Nikon D5, Sigma 24-105mm f/4 DG OS HSM Art Lens, ISO 10000, ƒ/5.6, 1/10 – Nikon SB-900

One of the most difficult things to shoot for many beginners in photography involves shooting in a very dark location with a flash.

Cameras will pick the lowest ISO when you use a flash as their default. What happens is then the background is black and the subject is well exposed at best. However in the case of this wedding photo the couple is walking out into the dark being back lit.

Nikon D5, Sigma 24-105mm f/4 DG OS HSM Art Lens, ISO 10000, ƒ/5.6, 1/8 – Nikon SB-900

The trick is to set the camera as if you were shooting without a flash which is to use a high ISO. Here I set the camera to ISO 10000. Then the flash was set to fire on TTL slow shutter sync. This means the flash fires immediately at a extremely fast duration and then the shutter stays open longer.

Nikon SB-900 Flash Duration

1/880 sec. at M 1/1 (full) output
1/1100 sec. at M 1/2 output
1/2550 sec. at M 1/4 output
1/5000 sec. at M 1/8 output
1/10000 sec. at M 1/16 output
1/20000 sec. at M 1/32 output
1/35700 sec. at M 1/64 output
1/38500 sec. at M 1/128 output 

With my choice of ISO 10000 the flash on TTL was probably firing at 1/16 power or less.
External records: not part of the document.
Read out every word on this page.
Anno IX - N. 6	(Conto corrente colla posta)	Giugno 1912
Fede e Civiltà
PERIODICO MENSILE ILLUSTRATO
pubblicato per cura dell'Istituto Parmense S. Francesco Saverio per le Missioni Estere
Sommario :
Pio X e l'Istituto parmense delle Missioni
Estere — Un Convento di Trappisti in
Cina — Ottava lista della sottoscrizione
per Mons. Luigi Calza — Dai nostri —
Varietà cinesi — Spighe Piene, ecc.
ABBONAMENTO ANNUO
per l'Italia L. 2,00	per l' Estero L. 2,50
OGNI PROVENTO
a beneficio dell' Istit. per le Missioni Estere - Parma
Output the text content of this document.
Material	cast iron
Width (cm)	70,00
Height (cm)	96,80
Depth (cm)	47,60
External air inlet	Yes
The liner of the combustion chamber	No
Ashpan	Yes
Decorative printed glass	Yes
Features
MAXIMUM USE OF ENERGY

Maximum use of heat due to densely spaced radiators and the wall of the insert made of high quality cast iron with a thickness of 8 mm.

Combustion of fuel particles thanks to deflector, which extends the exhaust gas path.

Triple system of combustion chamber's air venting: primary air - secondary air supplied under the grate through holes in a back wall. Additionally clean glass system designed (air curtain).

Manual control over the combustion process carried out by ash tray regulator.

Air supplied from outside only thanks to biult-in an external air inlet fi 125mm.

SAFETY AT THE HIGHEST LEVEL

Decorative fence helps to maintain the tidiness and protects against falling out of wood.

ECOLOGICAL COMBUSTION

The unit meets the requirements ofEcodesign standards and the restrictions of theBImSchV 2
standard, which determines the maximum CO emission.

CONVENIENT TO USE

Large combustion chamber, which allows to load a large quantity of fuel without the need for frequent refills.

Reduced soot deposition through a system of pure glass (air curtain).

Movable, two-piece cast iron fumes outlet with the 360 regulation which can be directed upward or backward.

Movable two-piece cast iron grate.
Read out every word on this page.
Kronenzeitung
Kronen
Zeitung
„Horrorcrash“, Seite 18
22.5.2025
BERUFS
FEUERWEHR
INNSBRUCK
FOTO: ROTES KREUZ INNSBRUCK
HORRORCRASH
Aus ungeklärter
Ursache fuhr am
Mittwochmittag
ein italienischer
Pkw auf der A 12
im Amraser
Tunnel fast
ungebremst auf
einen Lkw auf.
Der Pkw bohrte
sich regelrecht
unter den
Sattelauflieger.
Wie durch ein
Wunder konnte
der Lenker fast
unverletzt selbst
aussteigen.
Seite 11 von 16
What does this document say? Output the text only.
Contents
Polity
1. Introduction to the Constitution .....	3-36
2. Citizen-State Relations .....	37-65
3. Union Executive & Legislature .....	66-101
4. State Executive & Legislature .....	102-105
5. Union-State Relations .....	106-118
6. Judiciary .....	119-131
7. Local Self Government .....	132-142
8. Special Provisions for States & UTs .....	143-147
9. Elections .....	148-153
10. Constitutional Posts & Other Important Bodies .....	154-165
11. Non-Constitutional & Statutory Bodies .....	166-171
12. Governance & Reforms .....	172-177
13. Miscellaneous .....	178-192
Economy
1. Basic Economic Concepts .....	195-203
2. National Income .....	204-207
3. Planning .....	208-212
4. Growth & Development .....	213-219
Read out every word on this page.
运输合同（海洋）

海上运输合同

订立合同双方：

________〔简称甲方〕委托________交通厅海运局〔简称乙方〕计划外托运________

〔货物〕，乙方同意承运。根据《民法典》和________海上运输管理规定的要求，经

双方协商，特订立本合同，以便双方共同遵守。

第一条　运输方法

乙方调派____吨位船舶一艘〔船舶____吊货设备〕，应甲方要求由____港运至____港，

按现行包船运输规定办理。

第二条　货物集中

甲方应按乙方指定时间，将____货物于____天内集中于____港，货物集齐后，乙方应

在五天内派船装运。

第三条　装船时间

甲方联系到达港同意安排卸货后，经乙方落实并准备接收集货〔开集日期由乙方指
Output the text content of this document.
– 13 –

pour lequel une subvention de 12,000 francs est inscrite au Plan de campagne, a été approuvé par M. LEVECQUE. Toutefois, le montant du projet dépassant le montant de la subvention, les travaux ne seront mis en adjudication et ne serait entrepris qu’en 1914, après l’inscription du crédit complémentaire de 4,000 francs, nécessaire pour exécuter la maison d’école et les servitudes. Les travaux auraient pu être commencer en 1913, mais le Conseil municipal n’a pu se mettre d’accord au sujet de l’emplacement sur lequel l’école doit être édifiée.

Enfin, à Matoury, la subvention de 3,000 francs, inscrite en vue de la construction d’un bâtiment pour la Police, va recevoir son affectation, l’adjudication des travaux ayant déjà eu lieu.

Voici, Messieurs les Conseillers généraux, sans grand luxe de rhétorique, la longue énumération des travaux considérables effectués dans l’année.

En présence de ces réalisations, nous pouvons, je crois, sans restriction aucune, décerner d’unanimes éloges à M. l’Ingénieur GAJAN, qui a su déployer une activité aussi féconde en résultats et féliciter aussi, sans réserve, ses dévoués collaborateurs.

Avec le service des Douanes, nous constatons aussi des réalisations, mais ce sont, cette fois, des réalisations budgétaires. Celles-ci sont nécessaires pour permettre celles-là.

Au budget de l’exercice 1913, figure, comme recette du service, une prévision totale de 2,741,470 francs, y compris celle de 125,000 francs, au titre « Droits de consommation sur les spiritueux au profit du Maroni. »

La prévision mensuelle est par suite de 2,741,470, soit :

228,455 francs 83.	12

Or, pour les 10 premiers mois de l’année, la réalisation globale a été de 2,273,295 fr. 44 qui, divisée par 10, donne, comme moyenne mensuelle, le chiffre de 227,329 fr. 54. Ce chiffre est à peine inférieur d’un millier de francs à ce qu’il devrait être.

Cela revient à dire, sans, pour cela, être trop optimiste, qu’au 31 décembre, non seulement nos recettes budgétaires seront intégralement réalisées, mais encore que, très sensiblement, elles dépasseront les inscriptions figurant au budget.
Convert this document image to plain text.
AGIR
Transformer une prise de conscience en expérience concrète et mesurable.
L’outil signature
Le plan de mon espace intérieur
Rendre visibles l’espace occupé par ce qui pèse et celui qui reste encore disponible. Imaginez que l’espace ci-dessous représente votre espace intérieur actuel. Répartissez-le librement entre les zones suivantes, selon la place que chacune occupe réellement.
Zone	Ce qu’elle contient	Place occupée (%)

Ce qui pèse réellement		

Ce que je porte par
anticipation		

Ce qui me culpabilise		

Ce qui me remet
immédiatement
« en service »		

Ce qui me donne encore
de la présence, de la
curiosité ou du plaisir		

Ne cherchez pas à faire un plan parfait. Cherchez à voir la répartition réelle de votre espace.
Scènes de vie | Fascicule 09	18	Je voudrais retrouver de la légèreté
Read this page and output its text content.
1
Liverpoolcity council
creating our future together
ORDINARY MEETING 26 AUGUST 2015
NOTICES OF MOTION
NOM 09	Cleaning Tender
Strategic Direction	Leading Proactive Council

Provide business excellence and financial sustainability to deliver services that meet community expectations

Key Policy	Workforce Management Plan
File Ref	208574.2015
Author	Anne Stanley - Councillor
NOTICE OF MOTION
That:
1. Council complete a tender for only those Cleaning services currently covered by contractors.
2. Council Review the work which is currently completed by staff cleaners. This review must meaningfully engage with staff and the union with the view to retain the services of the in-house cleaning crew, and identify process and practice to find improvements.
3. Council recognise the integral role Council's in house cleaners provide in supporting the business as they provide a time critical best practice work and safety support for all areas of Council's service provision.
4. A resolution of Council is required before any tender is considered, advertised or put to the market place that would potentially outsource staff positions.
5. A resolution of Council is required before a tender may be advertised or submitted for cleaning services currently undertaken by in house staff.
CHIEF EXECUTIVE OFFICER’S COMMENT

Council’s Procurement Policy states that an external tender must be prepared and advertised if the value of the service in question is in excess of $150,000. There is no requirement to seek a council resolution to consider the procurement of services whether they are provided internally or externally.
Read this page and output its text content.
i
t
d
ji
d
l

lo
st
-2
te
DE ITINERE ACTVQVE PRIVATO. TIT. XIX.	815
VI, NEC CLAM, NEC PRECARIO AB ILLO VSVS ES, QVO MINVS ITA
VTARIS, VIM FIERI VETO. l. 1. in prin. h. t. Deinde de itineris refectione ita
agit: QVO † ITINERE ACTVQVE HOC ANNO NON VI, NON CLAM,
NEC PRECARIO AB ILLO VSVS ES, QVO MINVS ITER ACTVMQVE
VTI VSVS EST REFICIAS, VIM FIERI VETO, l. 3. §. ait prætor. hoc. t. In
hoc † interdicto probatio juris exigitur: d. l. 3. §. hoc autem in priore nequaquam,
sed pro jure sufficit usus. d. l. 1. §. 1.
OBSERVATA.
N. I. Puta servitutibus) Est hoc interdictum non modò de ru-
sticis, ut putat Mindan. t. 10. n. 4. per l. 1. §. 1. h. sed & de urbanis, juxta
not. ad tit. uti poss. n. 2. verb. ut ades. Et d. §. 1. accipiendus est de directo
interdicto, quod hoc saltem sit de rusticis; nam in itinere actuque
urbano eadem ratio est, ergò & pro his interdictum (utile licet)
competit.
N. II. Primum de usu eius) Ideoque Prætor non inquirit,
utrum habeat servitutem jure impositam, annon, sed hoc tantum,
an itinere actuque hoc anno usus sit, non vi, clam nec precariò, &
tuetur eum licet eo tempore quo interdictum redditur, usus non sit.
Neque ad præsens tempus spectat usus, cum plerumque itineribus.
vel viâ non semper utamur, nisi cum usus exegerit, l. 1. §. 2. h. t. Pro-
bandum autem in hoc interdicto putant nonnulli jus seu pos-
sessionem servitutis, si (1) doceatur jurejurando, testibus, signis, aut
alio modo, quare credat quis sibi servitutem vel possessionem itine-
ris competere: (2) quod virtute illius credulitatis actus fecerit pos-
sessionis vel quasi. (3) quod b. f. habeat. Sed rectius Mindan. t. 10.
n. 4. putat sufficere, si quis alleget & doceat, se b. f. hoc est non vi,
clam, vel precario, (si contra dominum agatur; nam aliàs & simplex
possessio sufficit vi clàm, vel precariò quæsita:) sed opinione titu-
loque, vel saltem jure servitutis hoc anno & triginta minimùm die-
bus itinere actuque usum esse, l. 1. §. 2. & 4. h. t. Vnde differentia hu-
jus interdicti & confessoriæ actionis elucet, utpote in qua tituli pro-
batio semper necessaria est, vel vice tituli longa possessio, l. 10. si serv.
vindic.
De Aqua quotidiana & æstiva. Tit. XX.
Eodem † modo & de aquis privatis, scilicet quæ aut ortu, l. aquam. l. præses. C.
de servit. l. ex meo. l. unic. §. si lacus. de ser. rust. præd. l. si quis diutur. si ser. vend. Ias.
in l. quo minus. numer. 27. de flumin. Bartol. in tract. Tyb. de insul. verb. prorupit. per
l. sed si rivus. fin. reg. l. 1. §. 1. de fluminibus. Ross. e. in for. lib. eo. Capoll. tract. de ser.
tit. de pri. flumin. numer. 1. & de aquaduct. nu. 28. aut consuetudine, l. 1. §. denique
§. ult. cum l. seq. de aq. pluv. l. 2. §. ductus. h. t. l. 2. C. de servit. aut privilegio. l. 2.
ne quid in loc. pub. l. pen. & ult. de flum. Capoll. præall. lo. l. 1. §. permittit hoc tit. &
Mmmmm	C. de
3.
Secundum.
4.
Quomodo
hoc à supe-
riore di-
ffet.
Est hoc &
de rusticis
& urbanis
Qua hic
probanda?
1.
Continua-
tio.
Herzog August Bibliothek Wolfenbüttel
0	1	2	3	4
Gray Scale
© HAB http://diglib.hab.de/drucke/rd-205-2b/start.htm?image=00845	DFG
So this is why in the photo above of the couple walking there is a blur around them due to the shutter being open for 1/8 sec yet the flash froze them at about 1/10000.

Nikon D5, Sigma 24-105mm f/4 DG OS HSM Art Lens, ISO 10000, ƒ/5.6, 1/5 – Nikon SB-900

 Now notice as they walk from the church where the lights in the background are still impacting the exposure to the car the scene is getting darker. We have moved from 1/10 to 1/8 and then finally shooting at 1/5 to get the background to show up.

If you want to be sure you show where your subject is for reference then use slow shutter speed sync with the ISO set to where you could make photos without the flash.